The highest spend month came at the start, when ACOS and TACOS were also at peak. Without feeding the algorithm real purchase data, organic rank does not move.

Budget architecture came first

Allocating annual budget by seasonality in the first month was foundational. It prevented premature spend burn before high-volume periods.

TACOS guardrail was non-negotiable

TACOS was treated as a hard ceiling, not a guideline. That forced organic growth instead of dependence on paid traffic.

Listings were continuously improved

Launch listings were only the starting point. Monthly iteration on terms, imagery, and page structure drove conversion improvements.

Localisation was treated as strategic

Japan is not a translated version of a home market. Search behaviour, creative norms, and trust signals are distinct.

Execution discipline stayed constant

Campaign controls, listing quality, and profitability thresholds were managed in tandem so growth remained durable.
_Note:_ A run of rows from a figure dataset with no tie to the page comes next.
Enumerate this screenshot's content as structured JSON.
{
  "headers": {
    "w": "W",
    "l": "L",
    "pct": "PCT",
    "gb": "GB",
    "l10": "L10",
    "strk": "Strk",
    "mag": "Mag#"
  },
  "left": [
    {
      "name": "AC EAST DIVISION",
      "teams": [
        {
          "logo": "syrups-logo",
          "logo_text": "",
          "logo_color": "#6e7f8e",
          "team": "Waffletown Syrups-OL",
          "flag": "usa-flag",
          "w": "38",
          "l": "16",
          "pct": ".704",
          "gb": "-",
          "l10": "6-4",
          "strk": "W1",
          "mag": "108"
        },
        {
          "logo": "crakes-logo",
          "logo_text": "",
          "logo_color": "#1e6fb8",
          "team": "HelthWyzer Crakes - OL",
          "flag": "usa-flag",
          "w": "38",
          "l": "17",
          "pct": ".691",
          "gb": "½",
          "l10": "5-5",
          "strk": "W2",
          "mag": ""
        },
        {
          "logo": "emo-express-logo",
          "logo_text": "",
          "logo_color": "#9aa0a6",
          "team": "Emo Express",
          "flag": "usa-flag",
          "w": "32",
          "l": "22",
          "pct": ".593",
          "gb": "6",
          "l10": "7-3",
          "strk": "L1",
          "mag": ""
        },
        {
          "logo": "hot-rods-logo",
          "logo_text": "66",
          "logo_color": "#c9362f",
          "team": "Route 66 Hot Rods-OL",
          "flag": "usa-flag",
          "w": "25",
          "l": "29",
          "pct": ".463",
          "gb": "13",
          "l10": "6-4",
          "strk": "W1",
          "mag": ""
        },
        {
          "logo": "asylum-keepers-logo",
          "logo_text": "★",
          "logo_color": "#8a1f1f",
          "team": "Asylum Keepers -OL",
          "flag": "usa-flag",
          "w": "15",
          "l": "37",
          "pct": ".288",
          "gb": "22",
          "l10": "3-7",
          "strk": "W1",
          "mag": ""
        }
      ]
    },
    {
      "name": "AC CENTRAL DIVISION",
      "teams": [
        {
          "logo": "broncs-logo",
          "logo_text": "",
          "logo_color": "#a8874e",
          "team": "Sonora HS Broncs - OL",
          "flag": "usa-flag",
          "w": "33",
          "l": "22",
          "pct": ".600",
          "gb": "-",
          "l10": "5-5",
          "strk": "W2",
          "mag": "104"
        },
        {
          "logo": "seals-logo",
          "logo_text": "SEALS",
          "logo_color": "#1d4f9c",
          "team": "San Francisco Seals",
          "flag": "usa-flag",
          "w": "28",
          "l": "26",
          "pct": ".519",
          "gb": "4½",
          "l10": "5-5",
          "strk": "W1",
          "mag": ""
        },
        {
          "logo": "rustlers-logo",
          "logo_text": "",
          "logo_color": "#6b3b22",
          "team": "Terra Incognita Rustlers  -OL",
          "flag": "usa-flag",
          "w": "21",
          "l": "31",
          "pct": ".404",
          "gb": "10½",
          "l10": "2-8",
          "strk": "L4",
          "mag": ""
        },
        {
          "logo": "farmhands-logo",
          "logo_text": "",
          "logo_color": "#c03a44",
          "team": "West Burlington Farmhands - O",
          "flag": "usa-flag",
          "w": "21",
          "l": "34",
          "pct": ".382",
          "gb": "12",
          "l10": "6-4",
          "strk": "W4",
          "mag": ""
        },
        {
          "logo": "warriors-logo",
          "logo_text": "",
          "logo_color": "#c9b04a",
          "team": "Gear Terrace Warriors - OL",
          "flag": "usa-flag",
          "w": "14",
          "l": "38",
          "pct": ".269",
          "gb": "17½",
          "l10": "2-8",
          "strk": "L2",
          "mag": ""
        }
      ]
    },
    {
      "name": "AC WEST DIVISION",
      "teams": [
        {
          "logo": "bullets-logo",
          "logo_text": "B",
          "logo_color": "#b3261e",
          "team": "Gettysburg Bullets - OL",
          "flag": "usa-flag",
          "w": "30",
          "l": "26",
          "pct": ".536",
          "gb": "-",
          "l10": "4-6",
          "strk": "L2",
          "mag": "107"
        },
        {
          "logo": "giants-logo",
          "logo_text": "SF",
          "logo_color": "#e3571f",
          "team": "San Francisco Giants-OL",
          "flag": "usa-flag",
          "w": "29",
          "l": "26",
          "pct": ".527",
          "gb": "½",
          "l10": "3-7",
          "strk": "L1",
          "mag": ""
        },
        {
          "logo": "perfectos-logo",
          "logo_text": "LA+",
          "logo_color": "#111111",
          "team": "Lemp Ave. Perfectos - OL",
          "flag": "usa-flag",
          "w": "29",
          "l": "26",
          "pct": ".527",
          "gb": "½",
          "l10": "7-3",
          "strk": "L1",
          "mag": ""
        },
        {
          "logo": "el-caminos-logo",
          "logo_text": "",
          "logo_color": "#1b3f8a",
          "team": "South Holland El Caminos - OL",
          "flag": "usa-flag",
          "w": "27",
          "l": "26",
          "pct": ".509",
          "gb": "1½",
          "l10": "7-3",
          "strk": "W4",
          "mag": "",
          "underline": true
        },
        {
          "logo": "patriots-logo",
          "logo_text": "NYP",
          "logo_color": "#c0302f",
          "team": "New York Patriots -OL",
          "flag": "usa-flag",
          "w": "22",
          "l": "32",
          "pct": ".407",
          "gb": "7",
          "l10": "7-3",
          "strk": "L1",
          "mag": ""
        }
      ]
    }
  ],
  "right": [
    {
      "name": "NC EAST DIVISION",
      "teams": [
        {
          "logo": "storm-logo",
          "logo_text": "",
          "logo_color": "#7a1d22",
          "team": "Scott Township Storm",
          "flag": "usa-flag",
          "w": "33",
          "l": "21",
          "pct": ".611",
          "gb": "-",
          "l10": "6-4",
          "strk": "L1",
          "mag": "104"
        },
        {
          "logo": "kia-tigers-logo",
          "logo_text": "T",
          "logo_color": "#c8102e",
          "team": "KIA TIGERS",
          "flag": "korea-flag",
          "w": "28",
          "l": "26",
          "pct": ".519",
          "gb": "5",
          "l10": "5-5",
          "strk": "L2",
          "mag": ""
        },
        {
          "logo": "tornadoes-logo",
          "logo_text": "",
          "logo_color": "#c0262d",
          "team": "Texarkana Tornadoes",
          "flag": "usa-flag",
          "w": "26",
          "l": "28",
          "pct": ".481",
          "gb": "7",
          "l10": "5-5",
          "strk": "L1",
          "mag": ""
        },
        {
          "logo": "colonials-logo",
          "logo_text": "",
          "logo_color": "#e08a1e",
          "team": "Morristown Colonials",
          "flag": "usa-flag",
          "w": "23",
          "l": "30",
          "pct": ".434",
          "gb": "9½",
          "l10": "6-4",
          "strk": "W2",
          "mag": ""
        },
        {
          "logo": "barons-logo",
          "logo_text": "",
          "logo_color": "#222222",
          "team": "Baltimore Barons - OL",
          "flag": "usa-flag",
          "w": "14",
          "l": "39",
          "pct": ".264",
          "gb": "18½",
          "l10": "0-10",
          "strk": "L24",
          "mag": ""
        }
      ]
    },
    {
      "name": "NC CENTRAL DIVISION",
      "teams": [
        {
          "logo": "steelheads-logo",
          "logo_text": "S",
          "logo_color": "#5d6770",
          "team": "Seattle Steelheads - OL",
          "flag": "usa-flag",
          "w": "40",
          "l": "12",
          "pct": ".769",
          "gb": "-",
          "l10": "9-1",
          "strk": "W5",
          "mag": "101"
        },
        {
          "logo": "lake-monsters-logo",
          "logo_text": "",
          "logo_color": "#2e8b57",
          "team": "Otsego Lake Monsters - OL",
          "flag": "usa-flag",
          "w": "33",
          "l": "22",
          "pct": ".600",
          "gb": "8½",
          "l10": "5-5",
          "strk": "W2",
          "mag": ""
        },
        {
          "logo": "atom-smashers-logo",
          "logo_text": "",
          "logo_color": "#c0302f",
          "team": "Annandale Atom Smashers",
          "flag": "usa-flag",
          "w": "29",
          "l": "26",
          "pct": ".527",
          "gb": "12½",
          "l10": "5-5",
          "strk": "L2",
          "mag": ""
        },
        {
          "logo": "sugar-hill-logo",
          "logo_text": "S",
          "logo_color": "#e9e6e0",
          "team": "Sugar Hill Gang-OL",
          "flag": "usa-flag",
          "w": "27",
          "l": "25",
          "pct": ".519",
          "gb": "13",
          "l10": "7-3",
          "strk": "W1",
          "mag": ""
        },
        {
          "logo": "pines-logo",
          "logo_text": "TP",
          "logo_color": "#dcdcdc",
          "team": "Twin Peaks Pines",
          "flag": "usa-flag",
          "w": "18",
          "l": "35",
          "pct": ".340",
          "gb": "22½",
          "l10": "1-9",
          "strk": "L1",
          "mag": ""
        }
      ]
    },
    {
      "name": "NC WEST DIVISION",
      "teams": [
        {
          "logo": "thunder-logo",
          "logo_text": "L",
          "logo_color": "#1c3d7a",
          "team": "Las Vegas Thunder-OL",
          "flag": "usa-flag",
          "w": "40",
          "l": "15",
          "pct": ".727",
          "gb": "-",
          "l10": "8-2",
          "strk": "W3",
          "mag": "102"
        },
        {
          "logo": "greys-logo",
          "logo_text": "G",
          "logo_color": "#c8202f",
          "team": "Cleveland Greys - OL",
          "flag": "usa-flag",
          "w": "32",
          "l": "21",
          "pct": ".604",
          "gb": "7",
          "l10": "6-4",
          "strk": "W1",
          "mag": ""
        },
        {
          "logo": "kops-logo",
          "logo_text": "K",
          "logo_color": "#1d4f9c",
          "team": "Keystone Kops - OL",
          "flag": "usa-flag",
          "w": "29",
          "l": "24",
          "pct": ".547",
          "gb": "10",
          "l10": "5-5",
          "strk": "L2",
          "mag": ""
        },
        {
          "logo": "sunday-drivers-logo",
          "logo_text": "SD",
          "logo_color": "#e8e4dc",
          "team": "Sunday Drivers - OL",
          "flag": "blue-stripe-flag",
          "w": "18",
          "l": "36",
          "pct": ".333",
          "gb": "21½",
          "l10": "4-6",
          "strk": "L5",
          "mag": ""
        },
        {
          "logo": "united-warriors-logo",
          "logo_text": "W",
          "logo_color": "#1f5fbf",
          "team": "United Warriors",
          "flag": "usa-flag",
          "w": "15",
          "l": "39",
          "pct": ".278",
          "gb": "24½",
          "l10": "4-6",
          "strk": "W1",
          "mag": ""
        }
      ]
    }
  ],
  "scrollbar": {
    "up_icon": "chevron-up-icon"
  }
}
March 2026 - Where the Account Stands

The account remains active and targets are being updated for the next phase of growth.

$50.2K

Monthly Revenue

+13.5% YoY

9.1%

TACOS

Improved by 3.5pp YoY

13.8%

ACOS

Improved by 3.9pp YoY

Athletes image supporting March 2026 account status summary

Year-on-year comparisons reference March 2025 vs March 2026. Images sourced from Amazon Seller Central reporting dashboards.